Abstract

Revenue management (RM) is essential for a wide range of industries such as airlines, hotels, cruise lines, fashion, and seasonal retail. This paper focuses on the multi-perishable-product dynamic pricing (MPPDP) problem, a significant research field in RM, where a company sells multiple interactive and perishable products over a limited selling window without replenishment. Most studies in this field assume customer behavior, which is modeled by demand function, is known in advance. Even when considering uncertainty in customer behavior, most studies still assume the mathematical form or structural properties of the underlying demand function are known in advance. However, these assumptions are usually inconsistent with the actual market situation.

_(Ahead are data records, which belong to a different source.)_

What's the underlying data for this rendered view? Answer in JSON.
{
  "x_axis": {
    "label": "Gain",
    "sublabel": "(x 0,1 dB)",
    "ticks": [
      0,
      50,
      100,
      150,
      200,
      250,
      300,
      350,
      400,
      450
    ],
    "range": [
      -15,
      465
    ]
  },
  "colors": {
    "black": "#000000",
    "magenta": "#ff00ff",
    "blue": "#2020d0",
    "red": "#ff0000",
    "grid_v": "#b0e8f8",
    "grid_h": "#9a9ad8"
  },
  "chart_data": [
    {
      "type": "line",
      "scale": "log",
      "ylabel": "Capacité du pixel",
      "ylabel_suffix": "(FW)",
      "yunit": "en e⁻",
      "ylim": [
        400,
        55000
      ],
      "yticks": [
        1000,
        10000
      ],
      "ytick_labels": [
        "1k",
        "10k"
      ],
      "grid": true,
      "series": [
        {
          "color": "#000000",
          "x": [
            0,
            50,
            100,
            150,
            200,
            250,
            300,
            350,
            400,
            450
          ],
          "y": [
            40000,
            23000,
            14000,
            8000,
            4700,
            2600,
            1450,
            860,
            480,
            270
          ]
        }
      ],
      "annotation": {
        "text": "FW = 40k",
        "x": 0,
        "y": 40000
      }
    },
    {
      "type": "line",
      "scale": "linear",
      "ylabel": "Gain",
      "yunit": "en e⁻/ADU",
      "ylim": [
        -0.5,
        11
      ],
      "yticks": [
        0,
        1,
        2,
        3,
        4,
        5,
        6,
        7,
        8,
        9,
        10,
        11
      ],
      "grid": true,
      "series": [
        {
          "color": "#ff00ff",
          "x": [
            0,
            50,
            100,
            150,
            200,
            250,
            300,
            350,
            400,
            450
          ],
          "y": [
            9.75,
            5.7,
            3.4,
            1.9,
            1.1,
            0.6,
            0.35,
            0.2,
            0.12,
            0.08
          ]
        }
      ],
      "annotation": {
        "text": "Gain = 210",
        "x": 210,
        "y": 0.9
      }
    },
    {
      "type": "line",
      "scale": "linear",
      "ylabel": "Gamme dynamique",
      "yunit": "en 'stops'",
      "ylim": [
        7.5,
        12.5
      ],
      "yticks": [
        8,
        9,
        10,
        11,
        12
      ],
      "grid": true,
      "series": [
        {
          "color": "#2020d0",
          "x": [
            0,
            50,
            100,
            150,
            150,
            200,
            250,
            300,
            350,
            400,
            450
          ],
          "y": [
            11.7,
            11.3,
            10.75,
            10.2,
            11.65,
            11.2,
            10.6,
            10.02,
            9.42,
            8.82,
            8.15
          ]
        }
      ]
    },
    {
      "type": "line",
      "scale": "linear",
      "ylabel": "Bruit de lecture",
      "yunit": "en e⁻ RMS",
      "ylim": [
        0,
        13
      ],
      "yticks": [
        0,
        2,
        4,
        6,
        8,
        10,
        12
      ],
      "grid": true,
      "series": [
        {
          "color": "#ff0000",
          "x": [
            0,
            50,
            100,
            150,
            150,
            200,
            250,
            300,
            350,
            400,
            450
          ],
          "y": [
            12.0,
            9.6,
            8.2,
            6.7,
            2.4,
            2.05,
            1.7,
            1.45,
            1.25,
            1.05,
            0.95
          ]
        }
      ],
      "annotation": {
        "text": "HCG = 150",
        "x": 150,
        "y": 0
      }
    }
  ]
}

Recently, Reinforcement Learning (RL), a potent technique for handling sequential decision-making problems, has been increasingly applied to solve complex dynamic pricing problems without relying on any assumption about demand functions. However, the curse of dimensionality poses a challenge for currently used centralized RL algorithms when solving the MPPDP problem due to the exponential expansion of the joint price space with the number of products. To address this issue, our paper proposes a distributed dynamic pricing framework and innovatively models the MPPDP problem as a Fully Cooperative Markov Game solved by Multi-Agent Reinforcement Learning (MARL). Additionally, we use counterfactual baselines to design appropriate agent-specific reward signals that facilitate faster learning for the agents in our established multi-agent cooperative system. Finally, two MARL-based distributed dynamic pricing algorithms, Counterfactual Q-learning, and Counterfactual DQN, are proposed for the MPPDP problem. Through the case studies on four computer-simulated markets, we show that our algorithms can alleviate the curse of dimensionality faced by centralized RL algorithms, expedite the learning process, and demonstrate satisfactory performance without relying on any assumption about demand functions. In conclusion, our work provides an effective MARL-based distributed dynamic pricing framework and algorithms for companies to efficiently price their multiple perishable products in modern highly uncertain markets.